Culture

B. B. King, My Soundtrack for Suffering

What the late King of the Blues reminded me about the King of Kings.

Her.meneutics May 19, 2015
Tom Beetz / Flickr

When blues guitarist B. B. King died last week, the web lit up with tributes, and San Francisco jazz station KCSM devoted all of that day’s programming to selections from King’s vast repertoire.

Such a response is all the more striking, given the blues’ obscurity on modern radio. I’ve been a fan of the blues for nearly two decades, but at most it usually garners a one-hour radio program here, a weekly program there—usually on jazz stations (which face a struggle of their own). The Bay Area, where I live, has relatively plentiful blues airtime, with two separate stations devoting a combined six hours a week to the form. But it’s rare, perhaps impossible, to find radio stations dedicated to the blues, outside of those on satellite or the Internet.

Both jazz and the blues are distinctly American musical forms “rooted in the African-American experience.” While jazz encompasses incredible rhythmic and harmonic complexity—which can sometimes make for a more cerebral listening experience—the blues have a simpler structure and earthy emotionalism. And as King remarked during one of his three career appearances at the White House, the blues have a particular capacity to express suffering and anger.

I first discovered jazz in my teens, through a love affair with big band music and the discovery I could use burgeoning piano skills in the high school jazz band. It took me longer to appreciate the blues, though, probably because I hadn’t lived enough life yet.

By grad school, I’d begun listening to some of the classic rock musicians who owed a debt to B.B. King—Eric Clapton and the Rolling Stones, in particular. I liked them most for the catchy rhythms and danceable grooves a local musician would recreate at the pub where I graded papers. I didn’t care much about the lyrics.

Then I moved to New York, and within a few years, I experienced my own blues, when I realized I might not achieve my lifelong dream of marriage… or a sex life… after all. Around the same time, I passed the leanest two years of my adult life, scraping by on $50 a week for food and transit. Though I minded chastity more than my relative poverty, it was a difficult season. Many a day I wrestled with God about why my life was going so differently from my plan for things.

Around that time, I discovered an independent radio station with an Internet stream, which played an hour of blues each night at 8. It might be a lonely Friday night when I still had work to do and couldn’t afford to go out anyway, but the blues always gave me an uplift, sometimes even a low-key party. Unlike many of the other songs I listened to in those years, the blues offered encouragement not through denial of suffering, but despite it.

In one song, King sings: “I've got a good mind to give up living / And go shopping instead / To pick up me a tombstone / And be pronounced dead.”And yet he’s singing, with life-affirming passion. No matter how bad life may get, the blues musician always finds a way to wrest something beautiful from deep pain.

In interviews and public appearances, King sometimes contrasted the blues with the gospel music alongside which it emerged. While the blues may be more secular, I’ve found their deeply redemptive bent profoundly nourishing to my faith.

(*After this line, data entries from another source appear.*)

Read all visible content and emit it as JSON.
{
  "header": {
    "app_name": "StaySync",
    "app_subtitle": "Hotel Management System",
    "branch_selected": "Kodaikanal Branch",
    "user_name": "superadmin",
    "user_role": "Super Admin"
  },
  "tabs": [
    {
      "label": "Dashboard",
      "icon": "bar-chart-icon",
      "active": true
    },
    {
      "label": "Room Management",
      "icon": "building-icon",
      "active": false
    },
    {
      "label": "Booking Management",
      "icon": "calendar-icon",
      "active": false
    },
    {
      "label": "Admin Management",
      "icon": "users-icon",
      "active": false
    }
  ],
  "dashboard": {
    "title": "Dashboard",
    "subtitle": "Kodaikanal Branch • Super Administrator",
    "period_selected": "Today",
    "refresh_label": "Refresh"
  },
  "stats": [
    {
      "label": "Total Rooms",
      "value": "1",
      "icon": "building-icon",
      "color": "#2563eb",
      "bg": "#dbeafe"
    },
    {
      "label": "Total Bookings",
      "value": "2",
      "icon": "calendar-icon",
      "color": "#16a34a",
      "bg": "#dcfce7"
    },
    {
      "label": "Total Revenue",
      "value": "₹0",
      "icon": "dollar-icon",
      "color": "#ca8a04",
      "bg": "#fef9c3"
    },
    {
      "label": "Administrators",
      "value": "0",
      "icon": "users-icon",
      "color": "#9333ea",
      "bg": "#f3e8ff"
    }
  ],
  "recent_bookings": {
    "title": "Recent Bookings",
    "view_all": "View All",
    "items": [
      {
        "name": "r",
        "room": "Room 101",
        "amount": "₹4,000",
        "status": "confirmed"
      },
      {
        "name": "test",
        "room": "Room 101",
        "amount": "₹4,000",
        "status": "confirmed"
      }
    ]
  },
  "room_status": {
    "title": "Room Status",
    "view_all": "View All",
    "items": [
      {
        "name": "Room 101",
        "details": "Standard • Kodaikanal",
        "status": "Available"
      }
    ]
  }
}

As a Christian, I know that the gospel provides a real and enduring hope, no matter what. But sometimes I’ve needed the blues to help bring my heart in line. As my nearly a dozen of his CDs attest, B.B. King has been a big part of that.

Just over a year ago, King returned to the Bay Area for one of his final concerts here. The first time I’d seen him live, at a winery, he talked almost more than played—prompting some in the crowd to get rude. But maybe that show was a fluke.

The man I’d heard on so many recordings was a peerless guitar player, with an instantly recognizable sound, no matter what guitar he played. (Guitar World writer Alan Paul says King’s distinctive sound came from his use of vibrato, a finger technique more commonly used by violinists.) And he sang with a supple, passionate voice few could match.

I decided to give King another chance and bought the ticket. The next night, as I watched King’s assistants help the then-88-year-old to his chair on stage, unexpected tears swelled in a sudden rush of deep affection.

Here was the man who’d helped me through so many low times, who’d brought me such joy on so many occasions. And even though he could play only 60- or 70-minute sets toward the end, here he was playing another tour, more than 20 years past the age when most people hope to retire.

With 15 Grammy awards and a chain of clubs around the country, he certainly didn’t need the money. But King played from love, for the music and for people. (As I learned from the Wall Street Journal’s coverage of his death, King’s thousands of concerts included several for those in prison.) He kept sharing that love up until just a few months before his death.

I don’t know if B.B. King shared my faith, but he helped deepen it. It would be a great joy to someday thank him in person for how generously he shared his gifts while on earth.